Weakest to strongest:
1. Pw [softwood]
2. Sw [softwood]
3. Bd [hardwood]
4. PO [hardwood]
5. Pj [softwood]
6. Pr [softwood]
7. Bw [hardwood]
8. La [softwood]
9. Mr [hardwood]
10. By [hardwood]
11. Cb [hardwood]
12. Ash [hardwood]
13. Be [hardwood]
14. Or [hardwood]
15. Mh [hardwood]
15. Hickory [hardwood]

This list is organized roughly by general availability and use cases in Ontario, starting with softwoods that are commonly used for general construction, followed by hardwoods that are progressively stronger and used for specialized purposes. Here's a breakdown of why this order might make sense based on the wood species'characteristics and common applications:

1-6: Softwoods (General Use, Construction)
Softwoods are typically easier to work with, lighter, and more affordable, making them ideal for structural and general-purpose applications:
1. Eastern White Pine: Widely available, lightweight, easy to work with, and commonly used in furniture, paneling, and general carpentry.
2. White Spruce: Stronger than white pine, often used for framing and construction where moderate strength is required.
3. Basswood: Although a hardwood, it's very soft and lightweight, often used for carving and non-structural applications.
4. Poplar: A hardwood that's lightweight and economical, often used in inexpensive furniture and cabinetry.
5. Jack Pine: Stronger than white spruce and used in construction where durability is needed, such as in framing and outdoor structures.
6. Red Pine: Stronger and more durable than jack pine, often used in poles, structural beams, and decking.

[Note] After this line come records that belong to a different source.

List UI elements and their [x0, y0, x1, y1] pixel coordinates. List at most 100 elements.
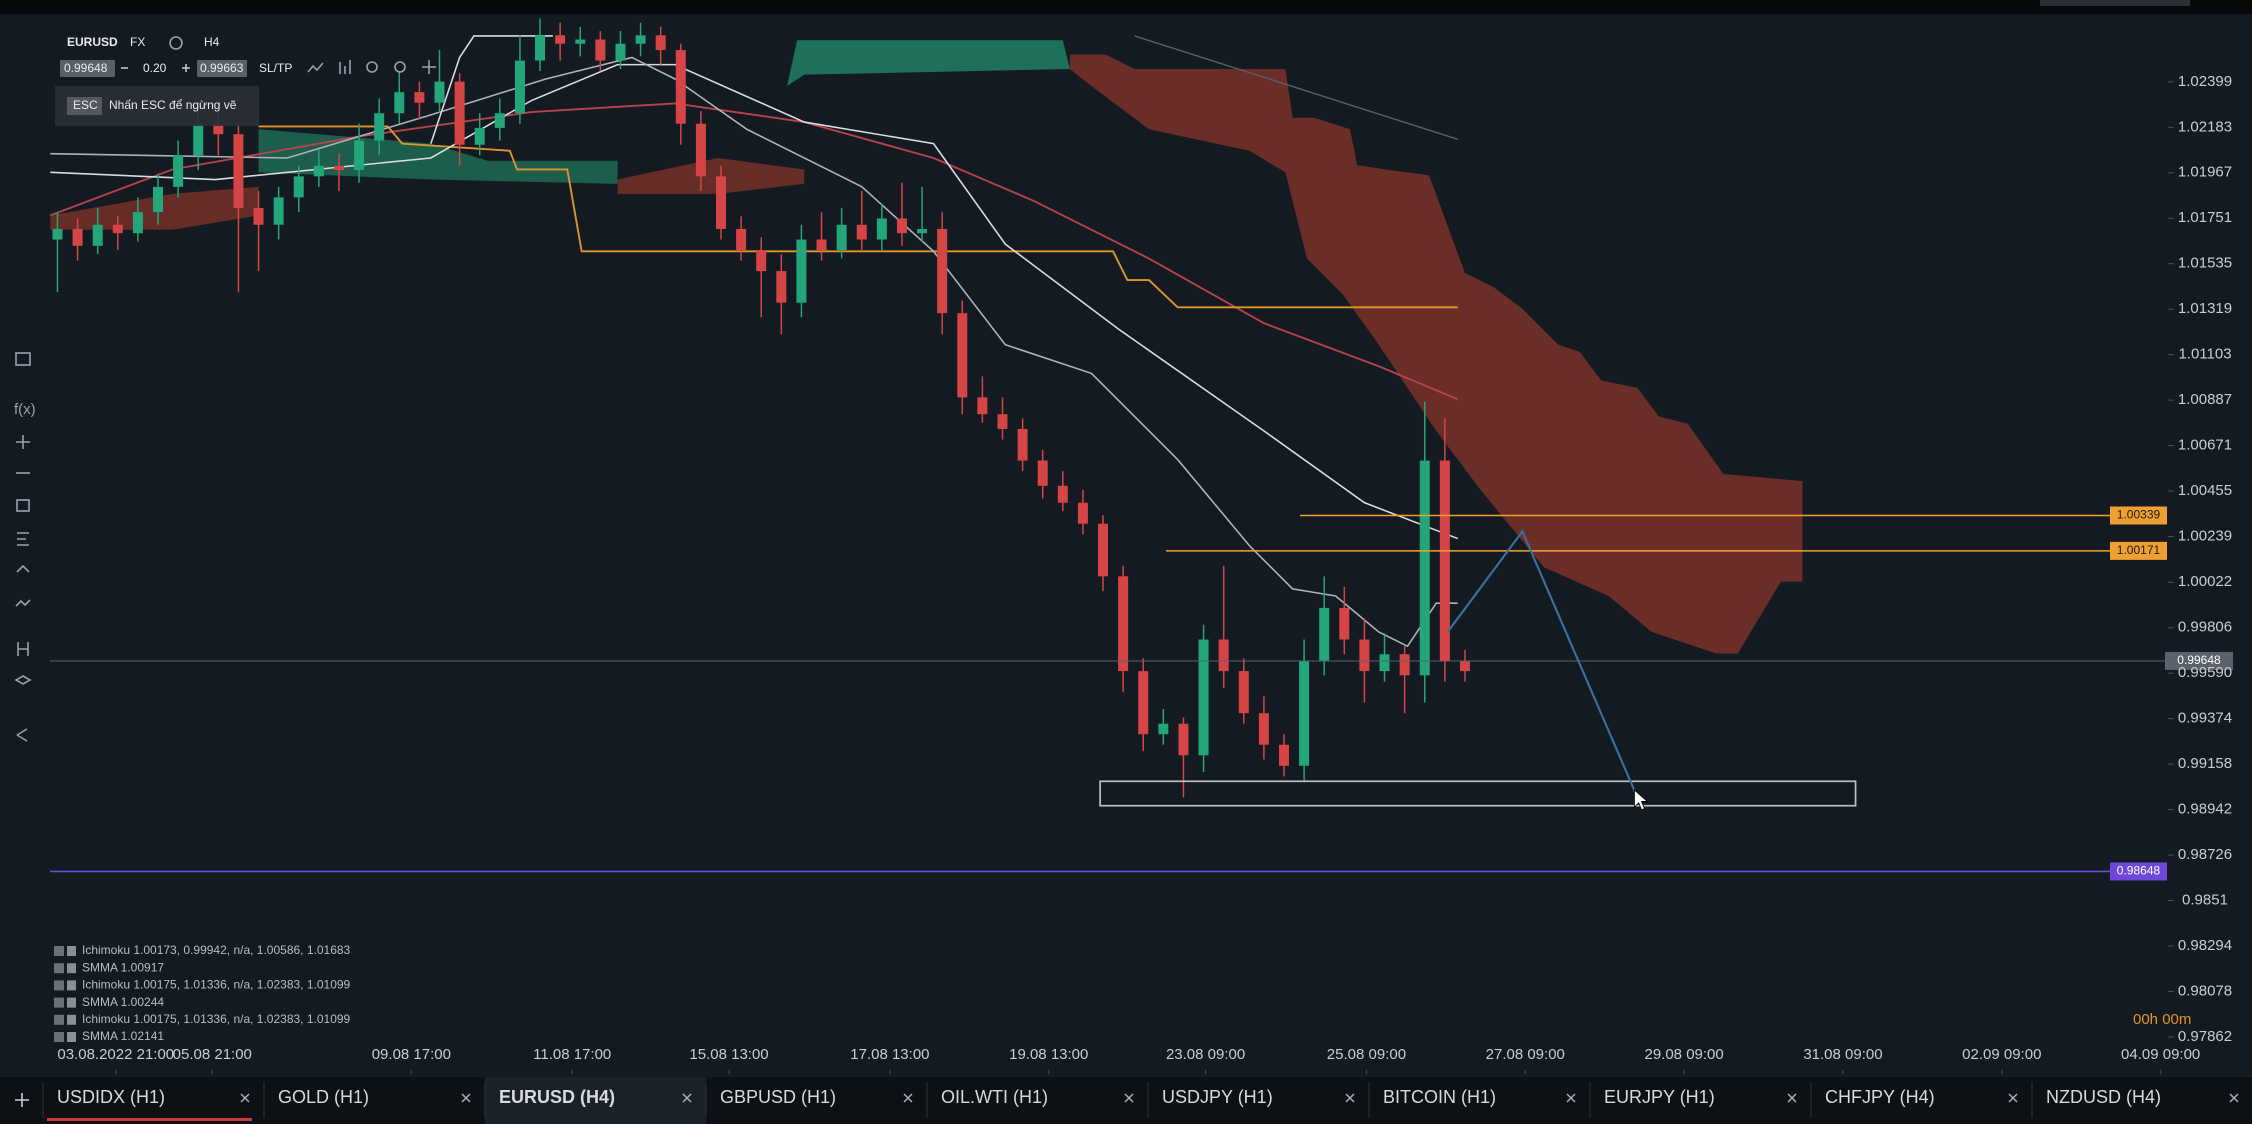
esc-key: ESC — [73, 98, 98, 112]
tab-close[interactable] — [461, 1093, 471, 1103]
zoom-out[interactable] — [366, 61, 378, 73]
candle-body — [655, 35, 666, 51]
y-tick-label: 1.01103 — [2178, 346, 2231, 363]
legend-icon — [67, 997, 76, 1008]
plus-button[interactable] — [182, 64, 190, 72]
tab-label[interactable]: CHFJPY (H4) — [1825, 1087, 1935, 1107]
candle-body — [1158, 723, 1169, 735]
candle-body — [816, 239, 827, 251]
candle-body — [876, 218, 887, 240]
tenkan-line — [50, 56, 1458, 648]
candle-body — [313, 165, 324, 177]
line-tool[interactable] — [307, 62, 324, 73]
price-level-box — [2110, 541, 2167, 560]
tab-close[interactable] — [1566, 1093, 1576, 1103]
tool-icon[interactable] — [16, 435, 30, 449]
legend-entry: Ichimoku 1.00173, 0.99942, n/a, 1.00586,… — [82, 943, 351, 957]
tab-label[interactable]: GBPUSD (H1) — [720, 1087, 836, 1107]
tab-label[interactable]: EURUSD (H4) — [499, 1087, 615, 1107]
timeframe[interactable]: H4 — [204, 35, 220, 49]
tool-icon[interactable] — [15, 599, 31, 607]
indicator-layer — [49, 35, 1803, 654]
smma-line — [50, 63, 1459, 540]
tab-close[interactable] — [682, 1093, 692, 1103]
tab-close[interactable] — [240, 1093, 250, 1103]
candle-body — [535, 35, 546, 61]
price-level-label: 0.99648 — [2177, 653, 2221, 667]
x-tick-label: 19.08 13:00 — [1009, 1046, 1088, 1063]
candle-body — [635, 35, 646, 44]
tab-label[interactable]: USDJPY (H1) — [1162, 1087, 1273, 1107]
x-tick-label: 31.08 09:00 — [1803, 1046, 1882, 1063]
candle-body — [1198, 639, 1209, 756]
tab-label[interactable]: NZDUSD (H4) — [2046, 1087, 2161, 1107]
candle-body — [112, 224, 123, 234]
legend-icon — [54, 1014, 64, 1025]
tool-icon[interactable] — [16, 728, 28, 742]
add-tab-button[interactable] — [15, 1093, 29, 1107]
y-tick-label: 1.00022 — [2178, 573, 2232, 590]
candle-body — [394, 92, 405, 114]
tool-icon[interactable] — [17, 532, 29, 546]
legend-icon — [54, 946, 64, 956]
tool-icon[interactable] — [15, 352, 31, 366]
tab-label[interactable]: USDIDX (H1) — [57, 1087, 165, 1107]
candle-body — [595, 39, 606, 61]
legend-icon — [54, 997, 64, 1008]
tool-icon[interactable] — [16, 564, 30, 573]
zoom-in[interactable] — [394, 61, 406, 73]
bid-box — [60, 60, 115, 77]
tab-close[interactable] — [2008, 1093, 2018, 1103]
x-tick-label: 17.08 13:00 — [850, 1046, 929, 1063]
candle-body — [1339, 607, 1350, 640]
function-tool[interactable]: f(x) — [14, 401, 36, 418]
candle-body — [715, 176, 726, 229]
candle-body — [615, 43, 626, 61]
ichimoku-cloud-bearish — [1069, 54, 1803, 654]
candle-body — [1098, 523, 1109, 577]
tab-close[interactable] — [1787, 1093, 1797, 1103]
legend-icon — [67, 980, 76, 991]
tool-icon[interactable] — [17, 642, 29, 656]
tool-icon[interactable] — [14, 675, 32, 685]
bars-tool[interactable] — [339, 60, 351, 74]
y-tick-label: 1.00239 — [2178, 528, 2232, 545]
candle-body — [555, 35, 566, 44]
candle-body — [1319, 607, 1330, 661]
legend-entry: SMMA 1.02141 — [82, 1029, 164, 1043]
tab-label[interactable]: BITCOIN (H1) — [1383, 1087, 1496, 1107]
candle-body — [514, 60, 525, 114]
candle-body — [836, 224, 847, 251]
candle-body — [173, 155, 184, 187]
candle-body — [1017, 428, 1028, 461]
sltp[interactable]: SL/TP — [259, 61, 292, 75]
tool-icon[interactable] — [16, 499, 30, 512]
kijun-line — [258, 125, 1458, 309]
legend-icon — [67, 1032, 76, 1042]
tab-close[interactable] — [1124, 1093, 1134, 1103]
y-tick-label: 1.01751 — [2178, 209, 2232, 226]
candle-body — [132, 212, 143, 234]
candle-body — [776, 271, 787, 303]
y-tick-label: 1.00887 — [2178, 391, 2232, 408]
info-icon[interactable] — [169, 36, 183, 50]
legend-icon — [67, 963, 76, 974]
y-tick-label: 0.99806 — [2178, 619, 2232, 636]
price-level-box — [2110, 506, 2167, 525]
tab-label[interactable]: EURJPY (H1) — [1604, 1087, 1715, 1107]
crosshair[interactable] — [422, 60, 436, 74]
x-tick-label: 09.08 17:00 — [372, 1046, 451, 1063]
tab-label[interactable]: OIL.WTI (H1) — [941, 1087, 1048, 1107]
x-tick-label: 25.08 09:00 — [1327, 1046, 1406, 1063]
legend-icon — [67, 946, 76, 956]
x-tick-label: 23.08 09:00 — [1166, 1046, 1245, 1063]
tab-close[interactable] — [903, 1093, 913, 1103]
candle-body — [756, 250, 767, 272]
candle-body — [1258, 713, 1269, 745]
tab-close[interactable] — [1345, 1093, 1355, 1103]
tab-label[interactable]: GOLD (H1) — [278, 1087, 369, 1107]
legend-entry: Ichimoku 1.00175, 1.01336, n/a, 1.02383,… — [82, 978, 351, 992]
price-level-box — [2165, 651, 2233, 670]
tab-close[interactable] — [2229, 1093, 2239, 1103]
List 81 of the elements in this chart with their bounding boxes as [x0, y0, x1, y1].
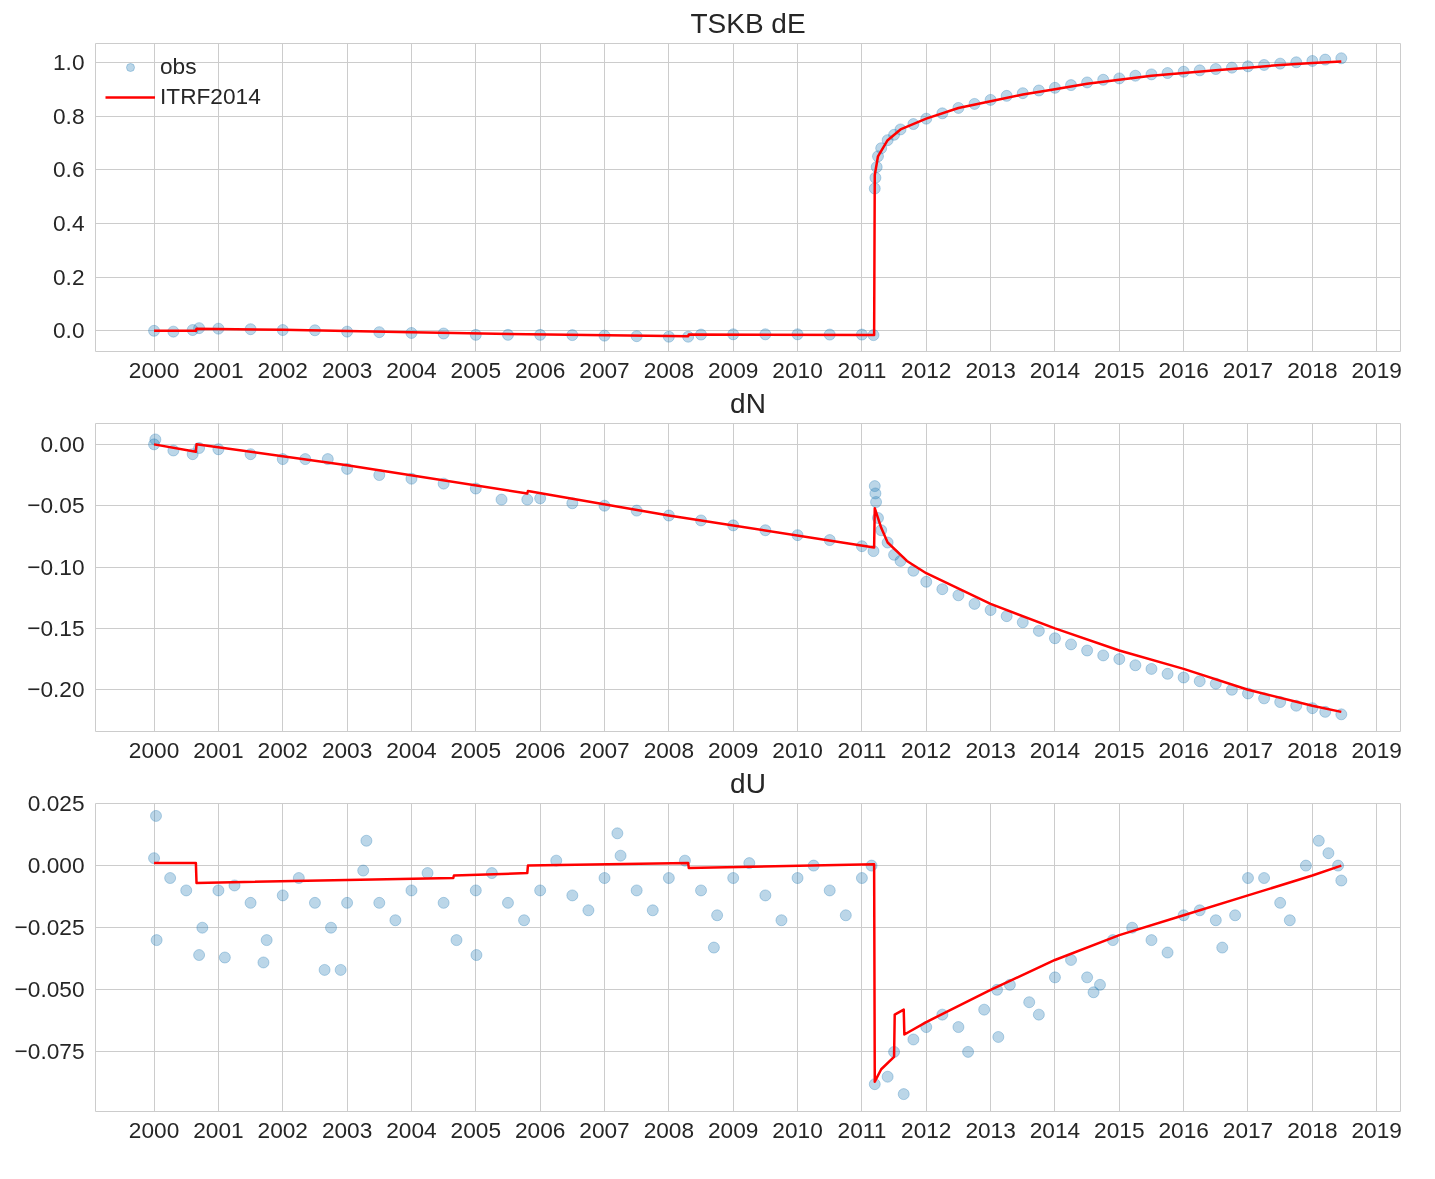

7-10: Hardwoods (Mid-Tier Strength, Decorative Uses)
These woods balance strength, durability, and aesthetics, making them versatile for furniture and flooring:
7. White Birch: Affordable and attractive, often used in plywood, veneers, and furniture.
8. Tamarack/Larch: A softwood with strength rivaling hardwoods, used in outdoor applications like poles and pilings.
9. Red Maple: a versatile hardwood used in furniture and cabinetry, with moderate strength and workability.
10. Yellow Birch: Denser and stronger, suitable for high-quality furniture, flooring, and plywood.
11-16: Hardwoods (High Strength, Specialized Uses)
These hardwoods are prized for their strength, durability, and aesthetic value, making them ideal for heavy-duty or high-end applications.
11. Black Cherry: Valued for its beauty and moderate strength, commonly used in fine furniture and cabinetry.
12. Ash: Known for its shock resistance, used in tools, sports equipment (e.g., baseball bats), and furniture.
13. Beech: Dense and strong, often used in flooring, furniture, and veneer.
14. Red Oak: A pupular hardwood for furniture, flooring, and cabinetry due to its strength and attractive grain.
15. Sugar Maple: Extremely hard and strong, often used in flooring, bowling alleys, and high-stress applications.
16. Hickory: The hardest and strongest on the list, used in tools, flooring, and applications requiring exceptional toughness.

Purpose of This Order:
The list prioritizes common usage, strength, and availability in Ontario. It starts with widely used, more accessible softwoods for general construction and progresses toward hardwoods that are stronger, more durable, and often used for specialized or high-end purposes.

Why Tamarack Stands Out
Strength: Tamarack has a higher density and strength compared to most other softwoods, making it useful for outdoor applications like poles, pilings, and railroad ties.
Durability: Its resistance to decay further elevates its value, especially for harsh conditions.

So, while hardwoods like Hickory and Sugar Maple are still the strongest overall, Tamarack is a conifer that can outcompete weaker hardwoods.